Un haut dirigeant de SNC-Lavalin a assisté à l'arrestation de l'une des quatre personnes inculpées de complot pour faire passer clandestinement des membres de la famille Kadhafi au Mexique.

Stéphane Roy, vice-président des finances de SNC-Lavalin, était à Mexico à l'invitation de Cynthia Vanier, Canadienne considérée comme la tête dirigeante du complot par les autorités mexicaines.

Jusqu'à tout récemment, SNC-Lavalin avait pourtant nié avoir entretenu le moindre lien avec Mme Vanier au Mexique.

Or, Stéphane Roy était en compagnie de la Mexicaine Gabriela Davila Huerta lorsque cette dernière a été arrêtée par la police, le 11 novembre, a révélé jeudi la CBC. C'est Mme Vanier qui avait organisé la rencontre.

Tout comme Mme Vanier, Mme Huerta a été officiellement accusée cette semaine de tentative de trafic humain et de falsification de documents. Un Danois et un autre Mexicain ont aussi été inculpés.

Selon les autorités mexicaines, le groupe préparait la venue du fils de l'ex-dictateur libyen, Saadi Kadhafi, et de sa famille. À cette fin, les comploteurs auraient acheté une luxueuse villa et préparé de faux passeports.

Le 11 novembre, Stéphane Roy a été interrogé par la police mexicaine sur la raison de sa présence au pays. Le vice-président a répondu qu'il devait discuter de projets de traitement des eaux au Mexique.

Aucune accusation n'a été déposée contre lui et, à notre connaissance, il n'est pas sous enquête en ce moment», a déclaré la porte-parole de SNC-Lavalin, Leslie Quinton, dans un courriel envoyé à La Presse.

Rapport favorable au régime

Pendant des décennies, le régime Kadhafi a été l'un des plus importants clients de SNC-Lavalin. Au fil des ans, Riadh Ben Aïssa, vice-président directeur de SNC-Lavalin, a tissé des liens étroits avec la famille Kadhafi.

Avant le soulèvement, les contrats de la firme d'ingénierie québécoise en Libye totalisaient 1 milliard de dollars. Ses projets ont été suspendus lorsque la révolte a éclaté, en février.

Alors que le conflit faisait rage, en juillet, SNC-Lavalin a retenu les services de Mme Vanier, une consultante de l'Ontario, pour une courte «mission d'établissement des faits» en Libye.

Mme Vanier a été escortée dans le pays en guerre par Gary Peters, un ancien soldat australien qui a été garde du corps de Saadi Kadhafi pendant plusieurs années.

Le rapport de Mme Vanier, très critique à l'égard des frappes de l'OTAN et des exactions commises par les rebelles, a été envoyé au ministère des Affaires étrangères du Canada en août, alors que Mouammar Kadhafi s'accrochait toujours au pouvoir.

Stéphane Roy s'est réjoui des conclusions du document. «Espérons qu'en tant que tierce partie neutre, les résultats de vos recherches pourront rétablir la vérité sur les événements réels qui se produisent sur le terrain», a-t-il écrit dans une lettre adressée à Mme Vanier, le 4 août.

Mais le vent n'a pas tourné pour le régime Kadhafi.

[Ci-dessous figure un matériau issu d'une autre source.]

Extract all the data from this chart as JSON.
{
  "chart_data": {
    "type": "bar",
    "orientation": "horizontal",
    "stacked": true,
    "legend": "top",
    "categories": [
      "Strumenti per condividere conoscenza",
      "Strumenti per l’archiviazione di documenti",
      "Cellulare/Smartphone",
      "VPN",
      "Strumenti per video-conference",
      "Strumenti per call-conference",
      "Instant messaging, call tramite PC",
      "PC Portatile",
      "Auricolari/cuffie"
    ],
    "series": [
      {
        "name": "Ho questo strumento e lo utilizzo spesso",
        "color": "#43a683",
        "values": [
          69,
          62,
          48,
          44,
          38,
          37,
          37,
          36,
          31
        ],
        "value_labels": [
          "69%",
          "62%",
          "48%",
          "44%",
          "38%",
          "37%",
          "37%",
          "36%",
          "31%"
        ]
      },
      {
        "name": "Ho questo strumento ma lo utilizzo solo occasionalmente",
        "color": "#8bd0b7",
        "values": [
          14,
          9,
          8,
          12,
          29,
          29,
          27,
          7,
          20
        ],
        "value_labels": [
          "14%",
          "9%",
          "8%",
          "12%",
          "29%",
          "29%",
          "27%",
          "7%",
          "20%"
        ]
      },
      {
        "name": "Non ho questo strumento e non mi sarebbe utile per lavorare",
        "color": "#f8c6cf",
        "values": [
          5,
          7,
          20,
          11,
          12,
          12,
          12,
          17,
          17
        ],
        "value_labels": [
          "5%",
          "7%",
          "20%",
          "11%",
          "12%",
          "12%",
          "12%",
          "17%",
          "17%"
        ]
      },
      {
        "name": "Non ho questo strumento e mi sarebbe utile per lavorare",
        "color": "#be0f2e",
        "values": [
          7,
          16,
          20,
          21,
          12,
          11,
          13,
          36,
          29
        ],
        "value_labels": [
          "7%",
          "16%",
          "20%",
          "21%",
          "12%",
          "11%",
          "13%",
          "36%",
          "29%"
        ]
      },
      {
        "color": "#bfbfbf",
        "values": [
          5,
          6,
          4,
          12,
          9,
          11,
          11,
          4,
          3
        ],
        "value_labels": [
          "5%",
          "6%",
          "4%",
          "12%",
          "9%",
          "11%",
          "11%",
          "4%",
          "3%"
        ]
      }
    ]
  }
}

Quelques semaines plus tard, alors que les rebelles s'apprêtaient à prendre la capitale, SNC-Lavalin a payé un voyage en Tunisie à Gary Peters, selon la CBC.

M. Peters a alors rencontré M. Ben Aïssa dans les bureaux de la firme à Tunis. Là, il affirme avoir mis sur pied une «mission d'extraction» pour permettre à Saadi Kadhafi de fuir son pays. Peu après, M. Peters est entré en Libye. Le garde du corps faisait partie du convoi qui a mené Saadi Kadhafi au Niger, où il se trouve toujours avec sa famille.

SNC-Lavalin nie avoir été mêlée de près ou de loin à cette mission, illégale puisque des sanctions de l'ONU interdisaient aux membres du clan Kadhafi de voyager sur le sol de ses États membres.

M. Peters est allé à Tunis pour rencontrer des représentants de la firme, mais la rencontre n'a résulté dans aucun contrat, écrit Leslie Quinton. SNC-Lavalin ne sanctionnerait [...] aucune action contraire aux réglementations locales ou internationales.»